I've decided that Dr. K has seen every outcome under the sun and simply has to maintain a bit of distance for this part of the process. Of course she is right — we will know more at 9 weeks. Then my OB will weigh in at 10 weeks and at every turn after that.

As DH said over breakfast afterward, "I guess we'll be biting our nails for a while."

I say heck with nail biting right now, though. I can't identify anything significant to fret about!

Monday, June 2, 2008

Countdown to 7-week u/s

Not much to report. Still seem to be pregnant.

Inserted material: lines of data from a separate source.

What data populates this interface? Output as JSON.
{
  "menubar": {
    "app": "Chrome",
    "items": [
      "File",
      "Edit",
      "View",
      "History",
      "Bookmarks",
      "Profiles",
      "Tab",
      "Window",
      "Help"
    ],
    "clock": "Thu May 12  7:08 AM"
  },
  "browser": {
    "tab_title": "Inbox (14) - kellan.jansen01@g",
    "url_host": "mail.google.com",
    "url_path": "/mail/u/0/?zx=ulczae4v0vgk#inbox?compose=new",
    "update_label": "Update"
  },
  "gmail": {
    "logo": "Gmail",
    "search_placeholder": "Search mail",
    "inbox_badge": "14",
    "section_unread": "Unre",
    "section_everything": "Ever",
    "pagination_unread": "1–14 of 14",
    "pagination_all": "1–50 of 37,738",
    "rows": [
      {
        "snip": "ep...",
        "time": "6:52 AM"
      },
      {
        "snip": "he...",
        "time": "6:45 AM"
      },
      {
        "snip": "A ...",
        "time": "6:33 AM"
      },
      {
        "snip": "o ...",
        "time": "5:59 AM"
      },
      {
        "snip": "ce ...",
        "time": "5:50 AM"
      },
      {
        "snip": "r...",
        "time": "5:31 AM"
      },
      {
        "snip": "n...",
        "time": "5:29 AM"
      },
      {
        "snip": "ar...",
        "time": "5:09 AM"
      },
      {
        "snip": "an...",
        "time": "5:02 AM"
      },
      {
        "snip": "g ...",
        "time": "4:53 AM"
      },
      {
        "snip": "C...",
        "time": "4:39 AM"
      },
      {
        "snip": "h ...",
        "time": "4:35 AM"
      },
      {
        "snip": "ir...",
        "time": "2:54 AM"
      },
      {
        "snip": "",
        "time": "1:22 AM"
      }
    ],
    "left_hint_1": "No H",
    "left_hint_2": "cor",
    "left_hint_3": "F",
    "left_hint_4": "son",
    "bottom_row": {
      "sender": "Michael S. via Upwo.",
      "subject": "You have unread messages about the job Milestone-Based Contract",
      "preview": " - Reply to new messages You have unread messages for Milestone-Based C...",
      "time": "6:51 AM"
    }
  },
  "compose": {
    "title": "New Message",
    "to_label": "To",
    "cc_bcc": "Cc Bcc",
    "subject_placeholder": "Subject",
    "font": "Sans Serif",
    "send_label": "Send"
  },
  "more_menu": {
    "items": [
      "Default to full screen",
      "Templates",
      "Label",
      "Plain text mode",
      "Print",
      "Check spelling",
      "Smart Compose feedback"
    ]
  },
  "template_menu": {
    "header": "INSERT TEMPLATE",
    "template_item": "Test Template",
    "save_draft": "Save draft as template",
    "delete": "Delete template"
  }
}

My symptoms really wax and wane, but I've learned to ignore the waning days. My mom tells me that she had very few symptoms with my brother and sister (barely any to recall) and just some mild nausea with me. Two other female family members I've talked to were sick, sick, sick. I can tell that they'd feel better if I had more symptoms: one because she equates strong symptoms with a healthy pregnancy, the other because she'd like to know that I'm suffering. :)

Four days to go. The ultrasound is scheduled for Friday at 9:00 a.m. Pacific.